I specialise in Sensory Ecology – understanding the evolution of animal and plant signals such as colours and scents. How do animals perceive these signals? How do plants use signals to exploit animal behaviour? How can we use animal communication for conservation?
See here for current students’ projects. Google Scholar profile.
Orchid pollination – sexual deception and evolution
Diverse and enigmatic, orchids and their pollinators make fascinating research subjects. I investigate how orchids lure insects into acting as pollinators with fake signals advertising sex, food, or egg-laying sites. Some orchids fool pollinators into wasting sperm (youtube clip). If this is costly, why don’t orchid pollinators go extinct? Maybe there are secret resilience traits waiting to be discovered!
Seabird sensory ecology
Seabirds tend to live in colonies, often in burrows and return from long foraging trips at night, so they are likely to use scent and colour in different ways to terrestrial, day active birds. Seabirds are one of the most at-risk animal groups, how can we harness their sensory ecology to assist in conservation?

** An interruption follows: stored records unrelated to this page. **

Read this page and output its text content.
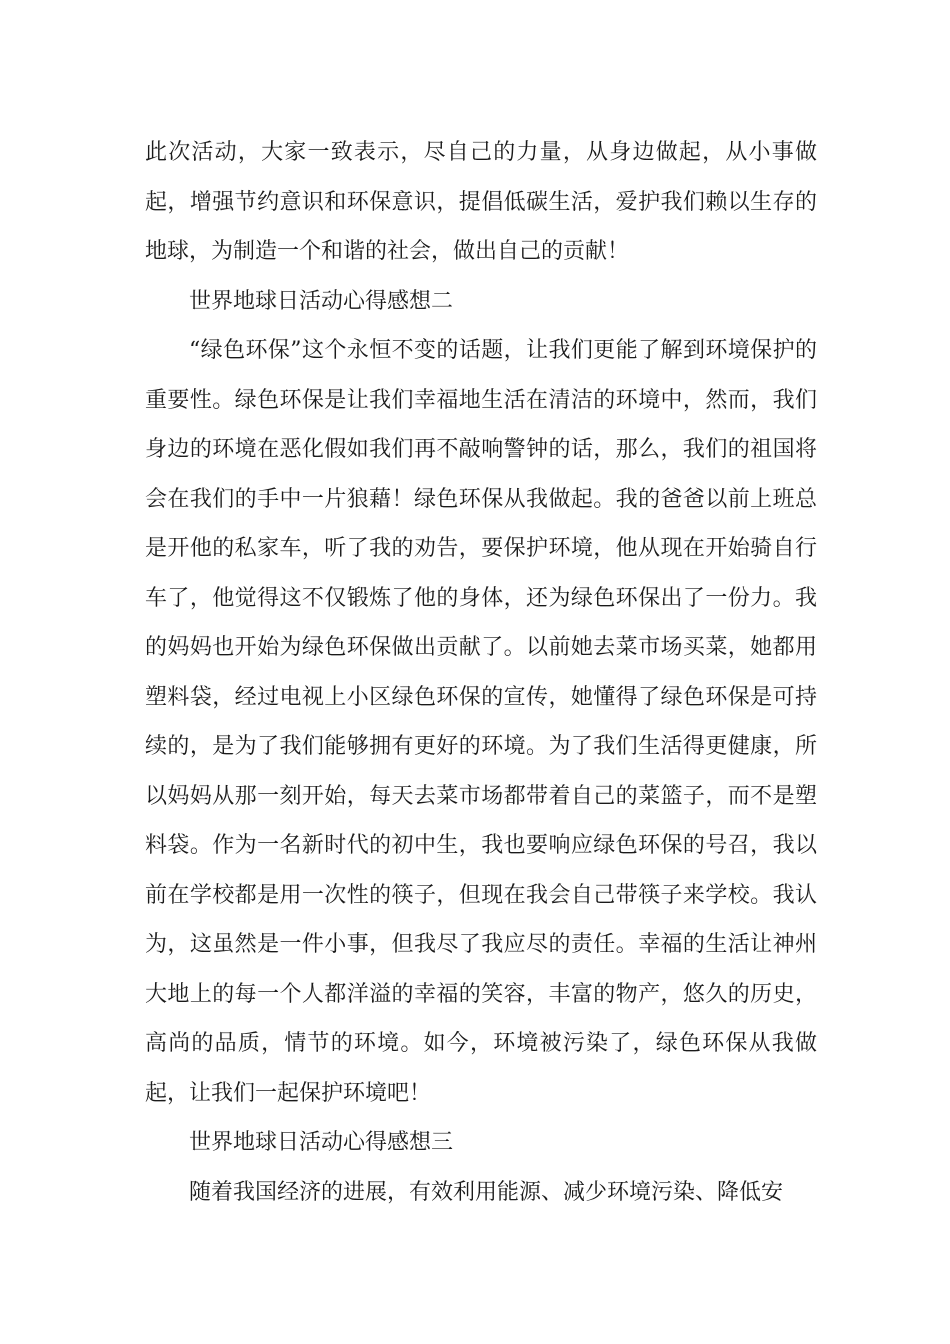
此次活动，大家一致表示，尽自己的力量，从身边做起，从小事做起，增强节约意识和环保意识，提倡低碳生活，爱护我们赖以生存的地球，为制造一个和谐的社会，做出自己的贡献！

世界地球日活动心得感想二

“绿色环保”这个永恒不变的话题，让我们更能了解到环境保护的重要性。绿色环保是让我们幸福地生活在清洁的环境中，然而，我们身边的环境在恶化假如我们再不敲响警钟的话，那么，我们的祖国将会在我们的手中一片狼藉！绿色环保从我做起。我的爸爸以前上班总是开他的私家车，听了我的劝告，要保护环境，他从现在开始骑自行车了，他觉得这不仅锻炼了他的身体，还为绿色环保出了一份力。我的妈妈也开始为绿色环保做出贡献了。以前她去菜市场买菜，她都用塑料袋，经过电视上小区绿色环保的宣传，她懂得了绿色环保是可持续的，是为了我们能够拥有更好的环境。为了我们生活得更健康，所以妈妈从那一刻开始，每天去菜市场都带着自己的菜篮子，而不是塑料袋。作为一名新时代的初中生，我也要响应绿色环保的号召，我以前在学校都是用一次性的筷子，但现在我会自己带筷子来学校。我认为，这虽然是一件小事，但我尽了我应尽的责任。幸福的生活让神州大地上的每一个人都洋溢的幸福的笑容，丰富的物产，悠久的历史，高尚的品质，情节的环境。如今，环境被污染了，绿色环保从我做起，让我们一起保护环境吧！

世界地球日活动心得感想三

随着我国经济的进展，有效利用能源、减少环境污染、降低安
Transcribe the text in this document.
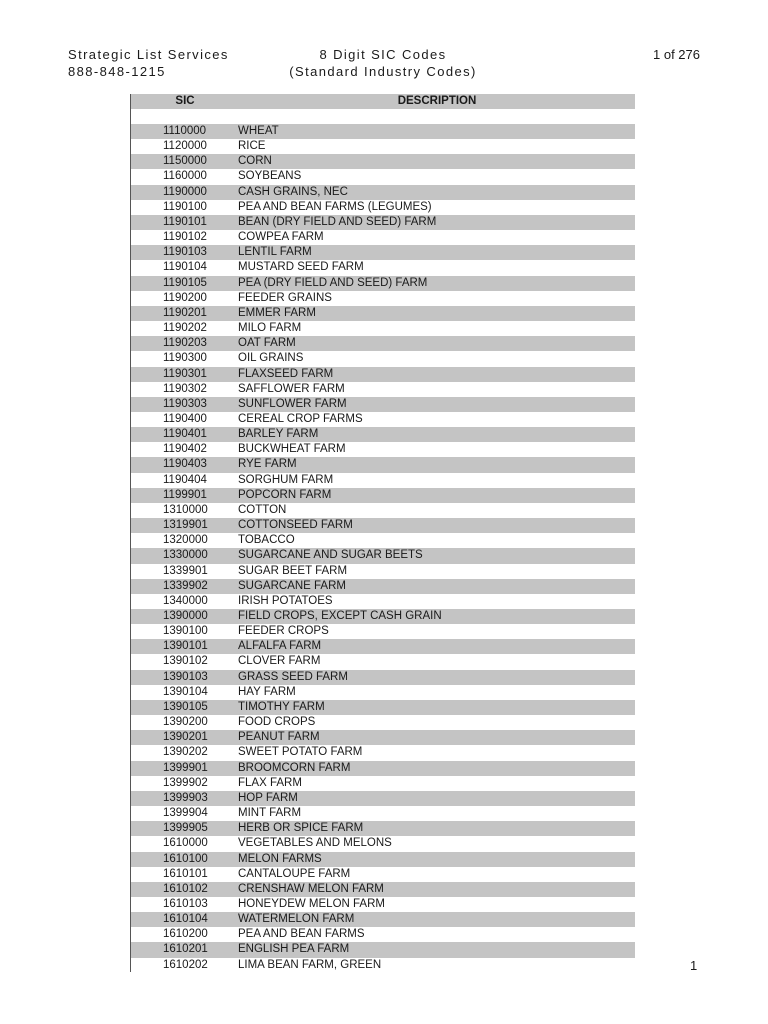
Strategic List Services
888-848-1215
8 Digit SIC Codes
(Standard Industry Codes)
1 of 276
SIC	DESCRIPTION
1110000	WHEAT
1120000	RICE
1150000	CORN
1160000	SOYBEANS
1190000	CASH GRAINS, NEC
1190100	PEA AND BEAN FARMS (LEGUMES)
1190101	BEAN (DRY FIELD AND SEED) FARM
1190102	COWPEA FARM
1190103	LENTIL FARM
1190104	MUSTARD SEED FARM
1190105	PEA (DRY FIELD AND SEED) FARM
1190200	FEEDER GRAINS
1190201	EMMER FARM
1190202	MILO FARM
1190203	OAT FARM
1190300	OIL GRAINS
1190301	FLAXSEED FARM
1190302	SAFFLOWER FARM
1190303	SUNFLOWER FARM
1190400	CEREAL CROP FARMS
1190401	BARLEY FARM
1190402	BUCKWHEAT FARM
1190403	RYE FARM
1190404	SORGHUM FARM
1199901	POPCORN FARM
1310000	COTTON
1319901	COTTONSEED FARM
1320000	TOBACCO
1330000	SUGARCANE AND SUGAR BEETS
1339901	SUGAR BEET FARM
1339902	SUGARCANE FARM
1340000	IRISH POTATOES
1390000	FIELD CROPS, EXCEPT CASH GRAIN
1390100	FEEDER CROPS
1390101	ALFALFA FARM
1390102	CLOVER FARM
1390103	GRASS SEED FARM
1390104	HAY FARM
1390105	TIMOTHY FARM
1390200	FOOD CROPS
1390201	PEANUT FARM
1390202	SWEET POTATO FARM
1399901	BROOMCORN FARM
1399902	FLAX FARM
1399903	HOP FARM
1399904	MINT FARM
1399905	HERB OR SPICE FARM
1610000	VEGETABLES AND MELONS
1610100	MELON FARMS
1610101	CANTALOUPE FARM
1610102	CRENSHAW MELON FARM
1610103	HONEYDEW MELON FARM
1610104	WATERMELON FARM
1610200	PEA AND BEAN FARMS
1610201	ENGLISH PEA FARM
1610202	LIMA BEAN FARM, GREEN	1
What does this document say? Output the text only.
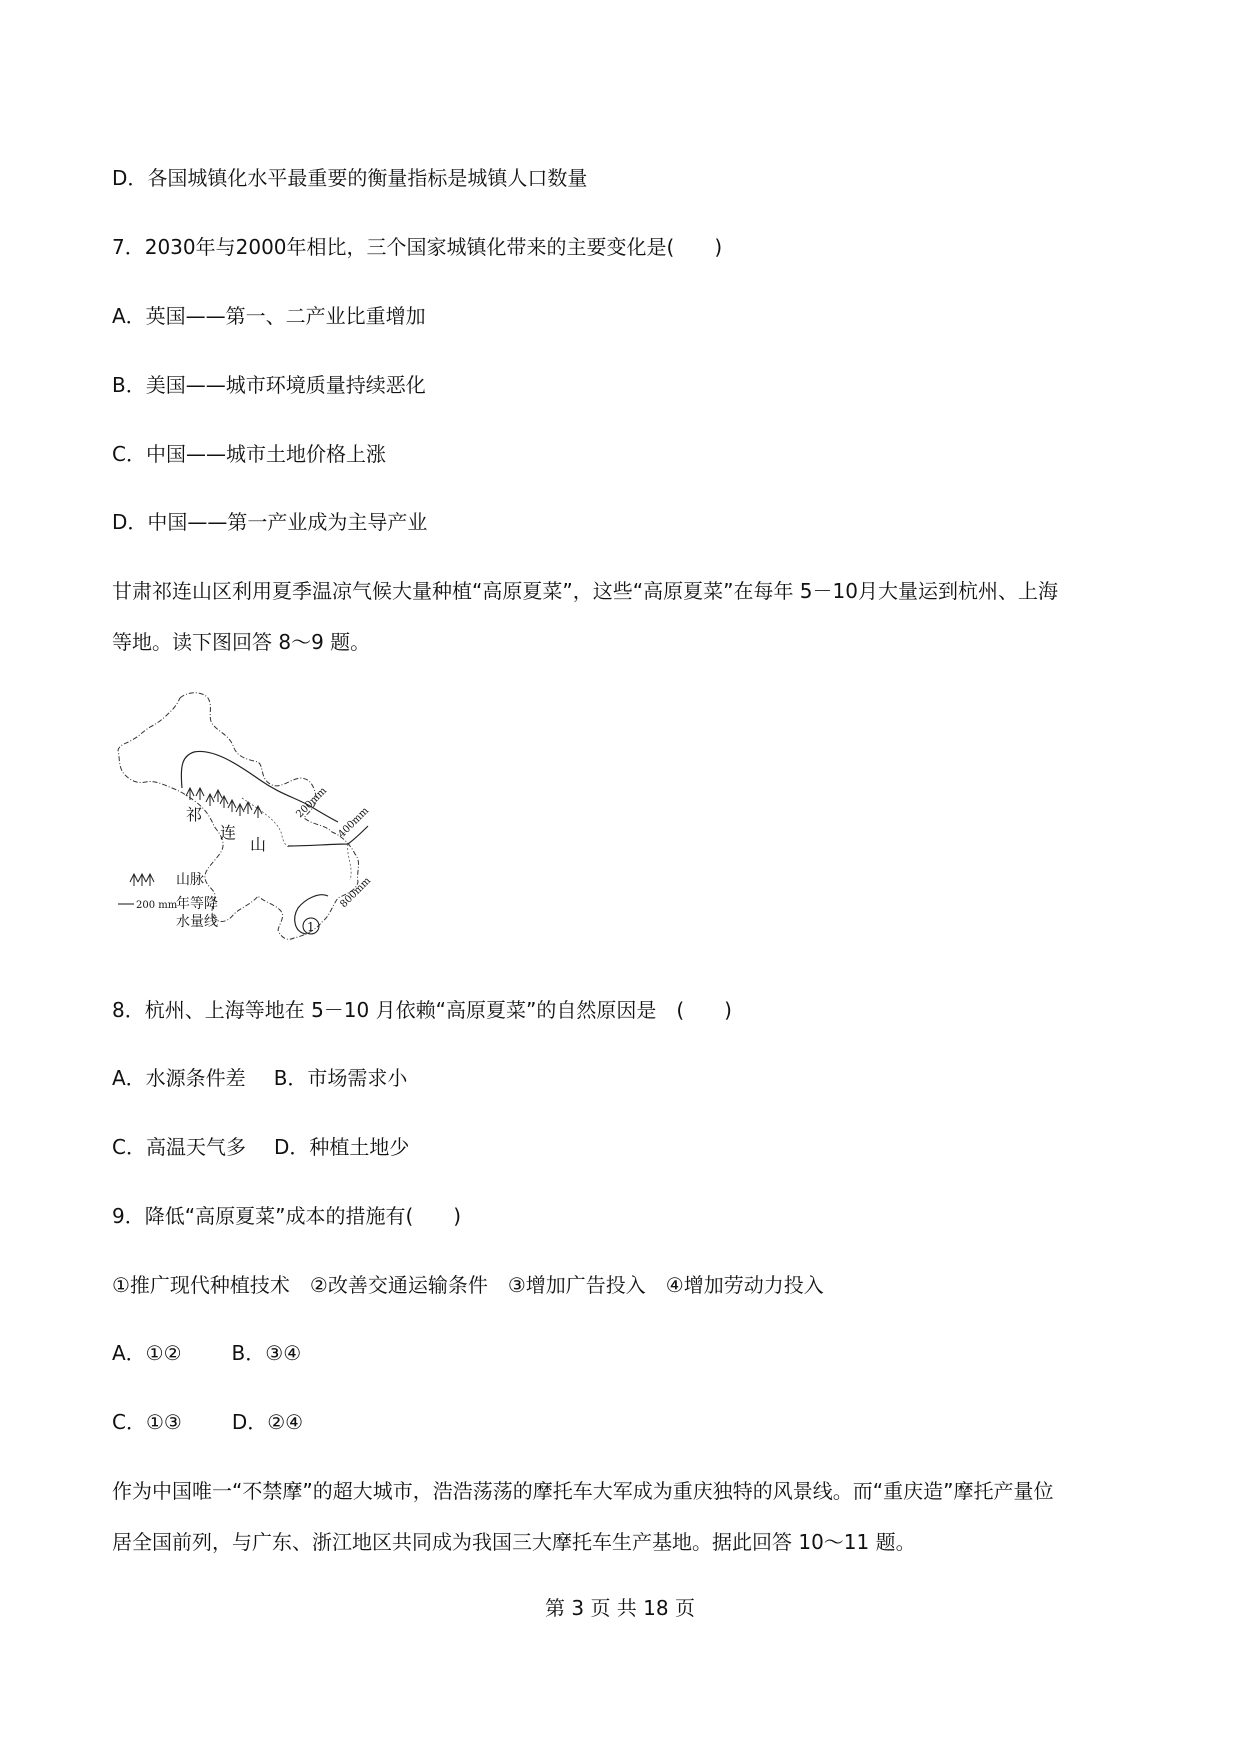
D．各国城镇化水平最重要的衡量指标是城镇人口数量
7．2030年与2000年相比，三个国家城镇化带来的主要变化是(　　)
A．英国——第一、二产业比重增加
B．美国——城市环境质量持续恶化
C．中国——城市土地价格上涨
D．中国——第一产业成为主导产业
甘肃祁连山区利用夏季温凉气候大量种植“高原夏菜”，这些“高原夏菜”在每年 5－10月大量运到杭州、上海
等地。读下图回答 8～9 题。
祁
连
山
200mm
400mm
800mm
1
山脉
200 mm
年等降
水量线
8．杭州、上海等地在 5－10 月依赖“高原夏菜”的自然原因是　(　　)
A．水源条件差 B．市场需求小
C．高温天气多 D．种植土地少
9．降低“高原夏菜”成本的措施有(　　)
①推广现代种植技术　②改善交通运输条件　③增加广告投入　④增加劳动力投入
A．①②	B．③④
C．①③	D．②④
作为中国唯一“不禁摩”的超大城市，浩浩荡荡的摩托车大军成为重庆独特的风景线。而“重庆造”摩托产量位
居全国前列，与广东、浙江地区共同成为我国三大摩托车生产基地。据此回答 10～11 题。
第 3 页 共 18 页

Moss ecology and animal behaviour
Surprisingly, several mosses employ insects and other arthropods in their reproduction. Studying these ancient moss lineages gives insight into the early origins of complex plant-animal interactions, and crucially, how ecological networks can survive in a changing world.
General pollination ecology, sensory ecology topics
I also supervise students studying various other aspects of plant-pollinator interactions, or animal sensory ecology.